5 Replies to “The media forgets it is in the being useful business”

  1. Legacy media still bases its business on a legacy definition of the word “journalism” (via dictionary.com) … “the occupation of reporting, writing, editing, photographing, or broadcasting news or of conducting any news organization as a business.” That entry is based on the Random House Unabridged Dictionary.
    New media is committing a flavor of journalism defined by citizens (via Wikipedia) … “the profession of writing or communicating, formally employed by publications and broadcasters, for the benefit of a particular community of people.”
    Media entities are in the “news” business based on the first definition. Those entities would be wise to read and deliver the journalism that the public has defined: “for the benefit of a particular community of people.”

  2. Thank you! This really gets to the heart of so much that’s wrong in the industry.
    I might add that so many online sources appear to be more genuine in their desire to be helpful. Newspapers stuck on the old journalism also tend to be stuck on the old PR. They’ve lost the trust of their readers with good reason. Gaining it back will really take a new model that recognizes that wanting to be helpful can’t be faked. Like marriage, you’ve got to do all the little things that show you care. If every move is calculated to maximize profit, you’re just like a husband who does the dishes only when he’s expecting something in return. It creates resentment.

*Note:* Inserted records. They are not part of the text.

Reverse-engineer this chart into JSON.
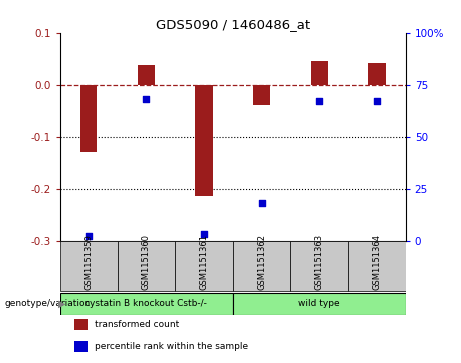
{
  "title": "GDS5090 / 1460486_at",
  "samples": [
    "GSM1151359",
    "GSM1151360",
    "GSM1151361",
    "GSM1151362",
    "GSM1151363",
    "GSM1151364"
  ],
  "bar_values": [
    -0.13,
    0.038,
    -0.215,
    -0.04,
    0.045,
    0.042
  ],
  "percentile_values": [
    2,
    68,
    3,
    18,
    67,
    67
  ],
  "bar_color": "#9B1C1C",
  "point_color": "#0000CC",
  "ylim_left": [
    -0.3,
    0.1
  ],
  "ylim_right": [
    0,
    100
  ],
  "yticks_left": [
    0.1,
    0.0,
    -0.1,
    -0.2,
    -0.3
  ],
  "yticks_right": [
    100,
    75,
    50,
    25,
    0
  ],
  "hline_y": 0.0,
  "dotted_lines": [
    -0.1,
    -0.2
  ],
  "groups": [
    {
      "label": "cystatin B knockout Cstb-/-",
      "indices": [
        0,
        1,
        2
      ],
      "color": "#90EE90"
    },
    {
      "label": "wild type",
      "indices": [
        3,
        4,
        5
      ],
      "color": "#90EE90"
    }
  ],
  "group_row_label": "genotype/variation",
  "legend_items": [
    {
      "color": "#9B1C1C",
      "label": "transformed count"
    },
    {
      "color": "#0000CC",
      "label": "percentile rank within the sample"
    }
  ],
  "background_color": "#ffffff",
  "plot_bg": "#ffffff",
  "bar_width": 0.3,
  "sample_box_color": "#C8C8C8"
}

  3. Remember, in legacy media (disclaimer – I work in IS/IT for a legacy media company) the CUSTOMER is the advertiser – the people who watch/read are viewers/readers, at least to most folks around here. To quote someone about 9-10 years ago “we are in the business of selling eyeballs to advertisers”
    Kinda sums it up, eh? The more people of the “right” demographic looking at your content, the more you can sell your ad space/time for.
    Lets face it, your Upper East/West side reader/viewer who has (well, HAD) a lot more disposable income, and therefor was worth a LOT more to many advertisers than say the average suburban “soccer Mom/Dad” – which is why the Times has advertisers like the fashion industry, and your local suburban paper has the local grocery store

  4. I’ve heard that sentiment. And even in the organizations where you often hear this, I have noted that the “customer service department” is not the area that deals with advertisers. You’ve also got to make the people behind the eyeballs your customer, too. A lost audience is not easily regained. If advertisers are a content organization’s only customers, I suspect its long-term prospects are limited.

  5. While respecting all the thought and study of so many, I have to disagree with the simple logic of “eyes to advertisers” as our bottom line. The problem is that it is inherently manipulative. We draw readers with the premise that we want to help them. If we’re not serious about that, if we don’t keep that promise, then it’s going to show. Business success must backed by integrity of principles. What is so refreshing about blogs is the absence of the underlying conflict of priorities that is so plain in the news business.
    Of course that doesn’t mean that we can’t be serious about making money. But real, solid, lasting readership (in the absence of a media monopoly) is built on a focus on the reader’s needs first, then profiting from his readership as a secondary concern.